Simultaneously there have been profound theoretical advances. Gödel and Turing's fundamental undecidable proposition, the question of whether an algorithm ever halts, is equivalent to the question of whether it ever produces any output.
Cambridge LCF is an interactive theorem prover for reasoning about computable functions. The terms of its logic, PPλ, constitute a tiny functional programming language. Cambridge LCF can be used for experimenting with first order proof; studying abstract constructions in domain theory; comparing the denotational semantics of programming languages; and verifying functional programs. It can reason about both strict and lazy evaluation.
There are many theorem provers in the LCF family. Each is descended from Edinburgh LCF and retains its fundamental ideas:
The user interacts with the prover through a programmable meta language, ML.
Logical formulae, theorems, rules, and proof strategies are ML data.
The prover guarantees soundness: it checks each inference and records each assumption.
Edinburgh LCF was developed in order to experiment with Scott's Logic of Computable Functions [41]. It performed many proofs involving denotational semantics and functional programming.

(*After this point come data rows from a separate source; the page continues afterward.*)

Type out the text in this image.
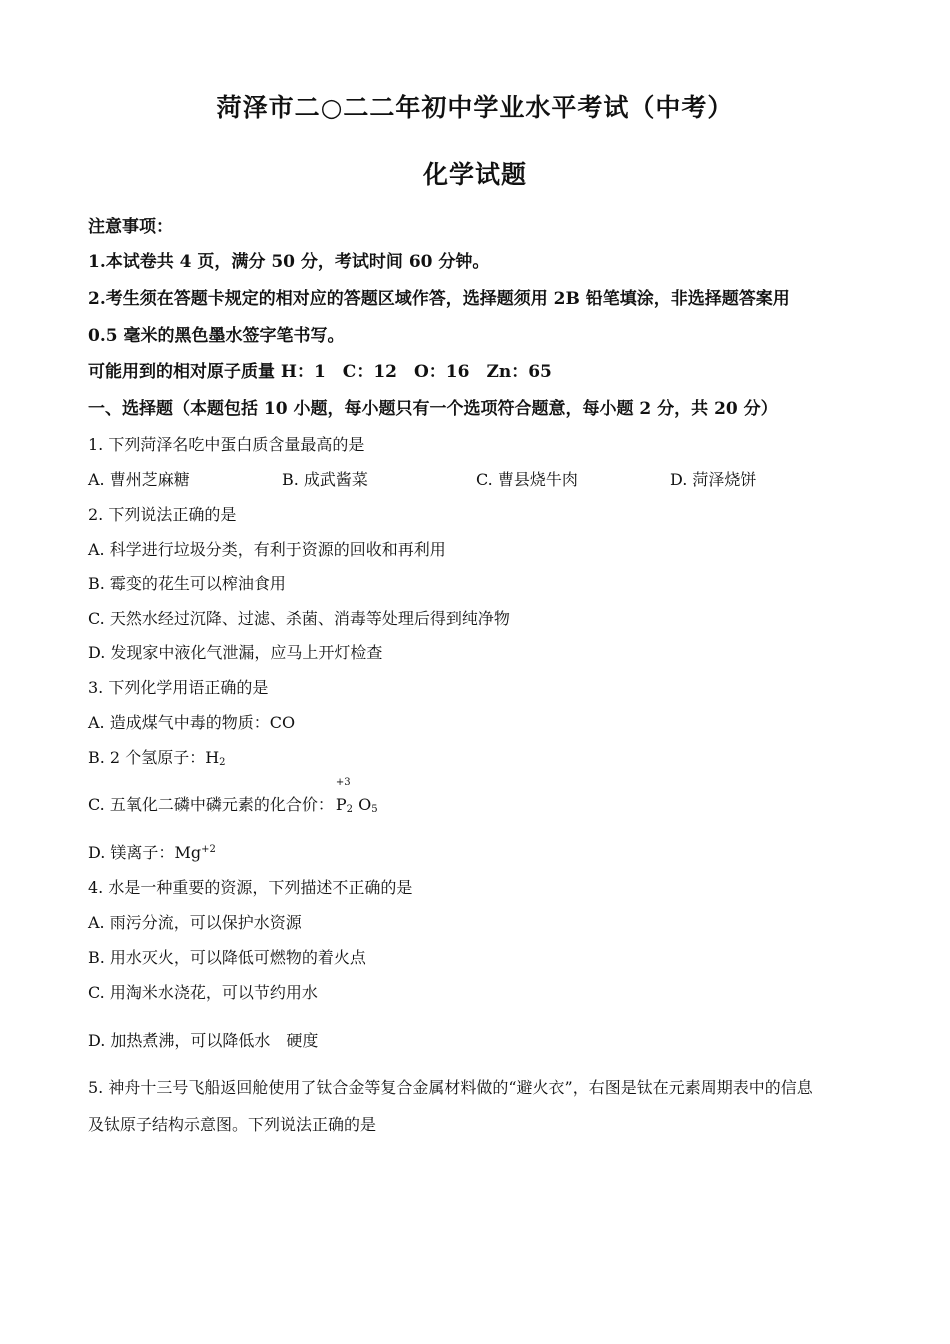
菏泽市二○二二年初中学业水平考试（中考）
化学试题
注意事项：
1.本试卷共 4 页，满分 50 分，考试时间 60 分钟。
2.考生须在答题卡规定的相对应的答题区域作答，选择题须用 2B 铅笔填涂，非选择题答案用
0.5 毫米的黑色墨水签字笔书写。
可能用到的相对原子质量 H：1　C：12　O：16　Zn：65
一、选择题（本题包括 10 小题，每小题只有一个选项符合题意，每小题 2 分，共 20 分）
1. 下列菏泽名吃中蛋白质含量最高的是
A. 曹州芝麻糖	B. 成武酱菜	C. 曹县烧牛肉	D. 菏泽烧饼
2. 下列说法正确的是
A. 科学进行垃圾分类，有利于资源的回收和再利用
B. 霉变的花生可以榨油食用
C. 天然水经过沉降、过滤、杀菌、消毒等处理后得到纯净物
D. 发现家中液化气泄漏，应马上开灯检查
3. 下列化学用语正确的是
A. 造成煤气中毒的物质：CO
B. 2 个氢原子：$H_2$
C. 五氧化二磷中磷元素的化合价：
+3
$P_2$ $O_5$
D. 镁离子：$Mg^{+2}$
4. 水是一种重要的资源，下列描述不正确的是
A. 雨污分流，可以保护水资源
B. 用水灭火，可以降低可燃物的着火点
C. 用淘米水浇花，可以节约用水
D. 加热煮沸，可以降低水　硬度
5. 神舟十三号飞船返回舱使用了钛合金等复合金属材料做的“避火衣”，右图是钛在元素周期表中的信息
及钛原子结构示意图。下列说法正确的是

Cambridge LCF extended the logic of Edinburgh LCF with ∨, ∃, ⇔, and predicates, improved the efficiency, and added several inference mechanisms. It has been used in proofs about functional programming and several other theorem provers have been built from it.
LCF_LSM was developed for reasoning about digital circuits in a formalism related to CCS [32]. It verified some realistic devices [39], but is now obsolete.
HOL supports Church's Higher Order Logic [37], a general mathematical formalism. It is mainly used to prove digital circuits correct.
Another system supports a higher order Calculus of Constructions that can represent many other calculi.
Reasoning about functional programs requires the ability to define interesting data structures in PPλ. In Scott's original calculus the only type constructor is function space: if σ and τ are types then so is the function type σ → τ. A fundamental data structure is the Cartesian product, the type σ × τ. Other data type constructors are the strict product, various sums, and lifting. Starting from atomic types, many data structures can be expressed. Each type constructor has constructor functions for creating elements of the type. For taking elements apart it may have destructor functions or else an eliminator functional.
Furthermore recursive type constructors are definable. Domain theory allows the solution of recursive domain equations involving sum, product, function space, and several other type constructors. Cambridge LCF provides a mechanism for defining PPλ types in a style similar to Standard ML datatype definitions: LCF can generate axioms to define a PPλ type recursively as the sum of products of types, with one constructor function for each summand of the type.
The constructor functions determine whether a type is strict or lazy. If a constructor function is not strict in all arguments then it can construct partial objects: objects that have undefined parts. The resulting type, if recursive, also contains infinite objects. An example is the type of lazy lists, which contains partially defined and infinite lists. If every constructor is strict in every argument, then the resulting strict type contains only finite objects.